Mannaerts G H H, Ruseler C H
Sint Franciscus Gasthuis, afd. Chirurgie, Kleiweg 500, 3045 PM, Rotterdam.
Ned Tijdschr Geneeskd. 2006 Apr 8;150(14):781-7.
Rectal prolapse must be distinguished from anal prolapse or mucosal prolapse since the treatment differs. The only effective treatment for rectal prolapse is surgery. The fact that rectal prolapse causes severe disability and that the morbidity of the current surgical treatment is low justifies surgery even at advanced age. Moreover, the success rate is high. Ventral rectopexy seems to be the surgical technique of choice on the grounds of the anatomical advantages (preservation of rectal innervation and lifting of the middle compartment) and the results (low recurrence rates and reduction of constipation).

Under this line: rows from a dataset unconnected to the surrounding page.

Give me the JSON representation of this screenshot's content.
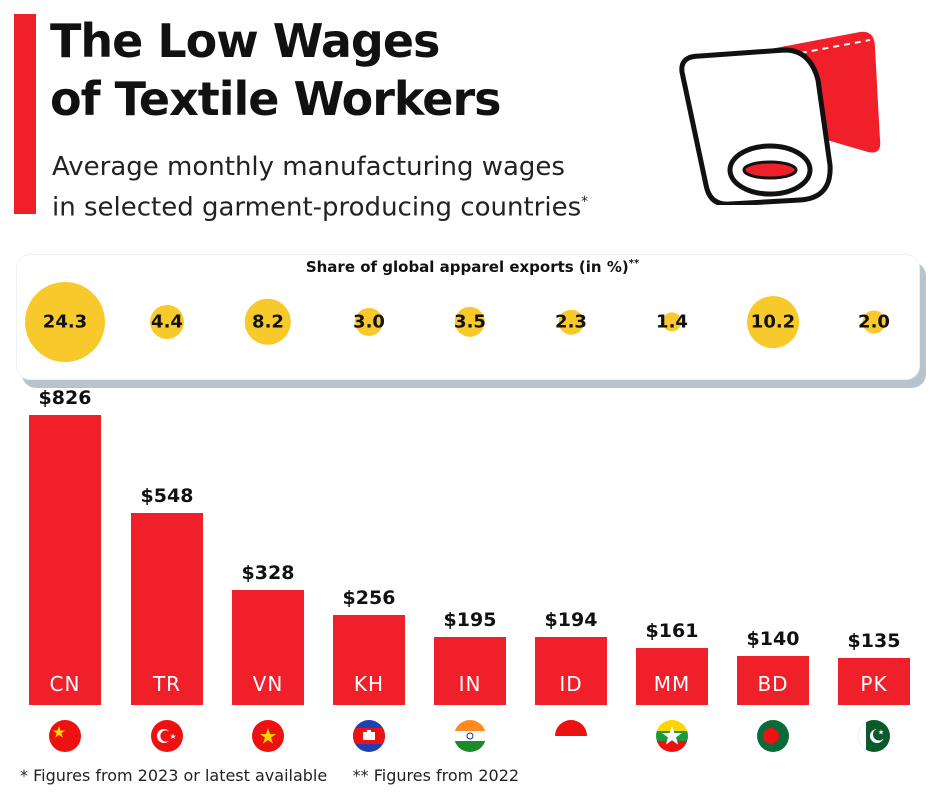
{
  "header": {
    "title_line1": "The Low Wages",
    "title_line2": "of Textile Workers",
    "subtitle_line1": "Average monthly manufacturing wages",
    "subtitle_line2": "in selected garment-producing countries",
    "subtitle_mark": "*"
  },
  "share_panel": {
    "title": "Share of global apparel exports (in %)",
    "title_mark": "**"
  },
  "footnote": "* Figures from 2023 or latest available     ** Figures from 2022",
  "colors": {
    "accent": "#f0202a",
    "bubble": "#f7c92a",
    "panel_shadow": "#b8c3cc"
  },
  "chart_data": {
    "type": "bar",
    "categories": [
      "CN",
      "TR",
      "VN",
      "KH",
      "IN",
      "ID",
      "MM",
      "BD",
      "PK"
    ],
    "values": [
      826,
      548,
      328,
      256,
      195,
      194,
      161,
      140,
      135
    ],
    "value_labels": [
      "$826",
      "$548",
      "$328",
      "$256",
      "$195",
      "$194",
      "$161",
      "$140",
      "$135"
    ],
    "units": "USD per month",
    "flags": [
      "china-flag-icon",
      "turkey-flag-icon",
      "vietnam-flag-icon",
      "cambodia-flag-icon",
      "india-flag-icon",
      "indonesia-flag-icon",
      "myanmar-flag-icon",
      "bangladesh-flag-icon",
      "pakistan-flag-icon"
    ],
    "export_share": {
      "values": [
        24.3,
        4.4,
        8.2,
        3.0,
        3.5,
        2.3,
        1.4,
        10.2,
        2.0
      ],
      "labels": [
        "24.3",
        "4.4",
        "8.2",
        "3.0",
        "3.5",
        "2.3",
        "1.4",
        "10.2",
        "2.0"
      ]
    },
    "ylim": [
      0,
      826
    ],
    "grid": false,
    "title": "The Low Wages of Textile Workers"
  }
}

The laparoscopic approach is just as effective as an open procedure and results in less morbidity, quicker recovery and lower medical costs.
直肠脱垂必须与肛管脱垂或黏膜脱垂相区分,因为治疗方法不同。直肠脱垂唯一有效的治疗方法是手术。直肠脱垂会导致严重残疾,且当前手术治疗的发病率较低,这使得即使是高龄患者也有理由接受手术。此外,成功率很高。基于解剖学优势(保留直肠神经支配和提升中间隔)及手术效果(低复发率和便秘缓解),腹侧直肠固定术似乎是首选的手术技术。腹腔镜手术方法与开放手术同样有效,且发病率更低、恢复更快、医疗成本更低。